Ausbildung der Kompetenzen für erfahrungsgeleitetes Arbeiten im Handwerk am Beispiel des Friseurberufs
Hintergrund: Auch im Handwerk, nicht zuletzt in den traditionellen humanzentrierten Handwerksberufen, ist heute die Interpretation des beruflichen Handelns als Dienstleistung unerlässlich. Das Verständnis des Friseurs etwa kann sich nicht mehr nur auf die Rolle des "Haarschneiders" beziehen, sondern die Kernaufgabe des Friseurberufs besteht heute verstärkt darin, die Individualität und Persönlichkeit eines jeden Kunden zum Ausdruck zu bringen (vgl. Trend-, Typen-Beauty-Beratung).
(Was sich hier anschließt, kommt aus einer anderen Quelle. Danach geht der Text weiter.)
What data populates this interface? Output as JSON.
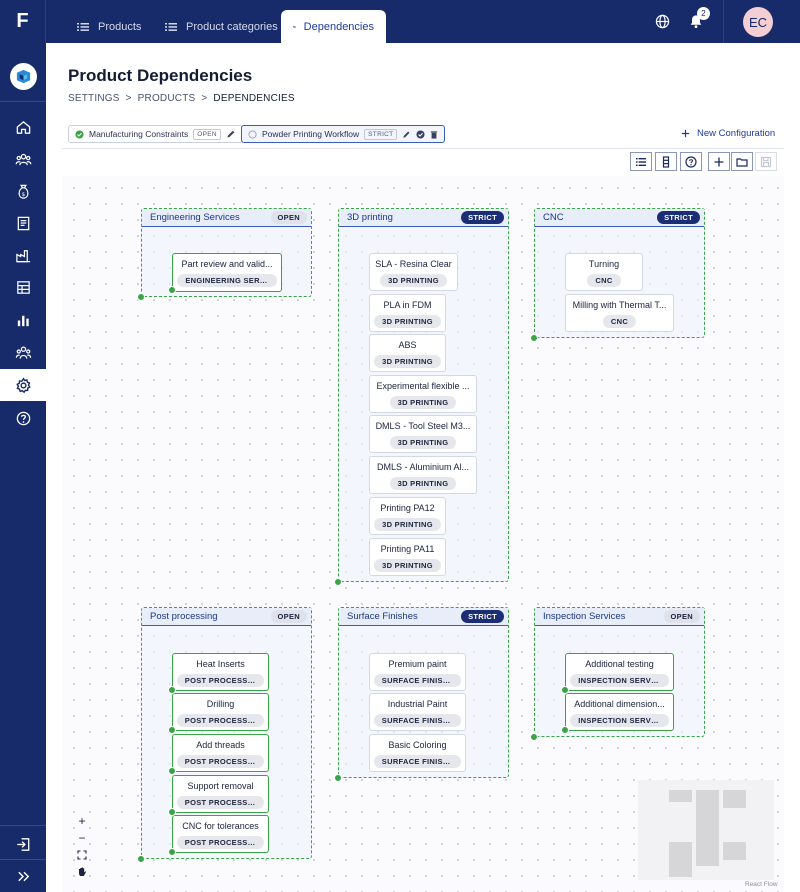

Unter den gegebenen Bedingungen von Individualisierung und Selbststilisierung sowie eines sich verschärfenden Wettbewerbs müssen sowohl handwerklich-technische wie auch personenbezogene Bestandteile der Berufstätigkeit des Friseurs systematisch als erfahrungsgeleitetes berufliches Handeln verfügbar gemacht werden.
Ziel dieses Modellversuchs ist zum einen, ein tiefer gehendes Verständnis für die Rolle des Erfahrungswissens im beruflichen Handeln des Friseurs zu gewinnen. Zum anderen geht es darum, die berufliche Ausbildung erfahrungsgeleitet zu gestalten. Unter anderem bedeutet dies, Antworten für die Frage zu finden: Wie kann man systematisch und von Anfang an lernen, körperlich-sinnliche Wahrnehmung als Informationsquelle zu erschließen und systematisch zu nutzen, dialogisch-explorativ und interaktiv vorzugehen, assoziatives Denken und ästhetische Urteilsfähigkeit auszubilden oder soziale Sensibilität und persönliche Kundenbeziehung zu entwickeln? Hierzu müssen neue methodisch-didaktische Wege be-schritten und eine Vernetzung der gegebenen Lernorte hergestellt werden.
Ergebnisse des Modellversuchs werden in praxisorientierten Handreichungen für die betriebliche und schulische Ausbildung zusammengefasst.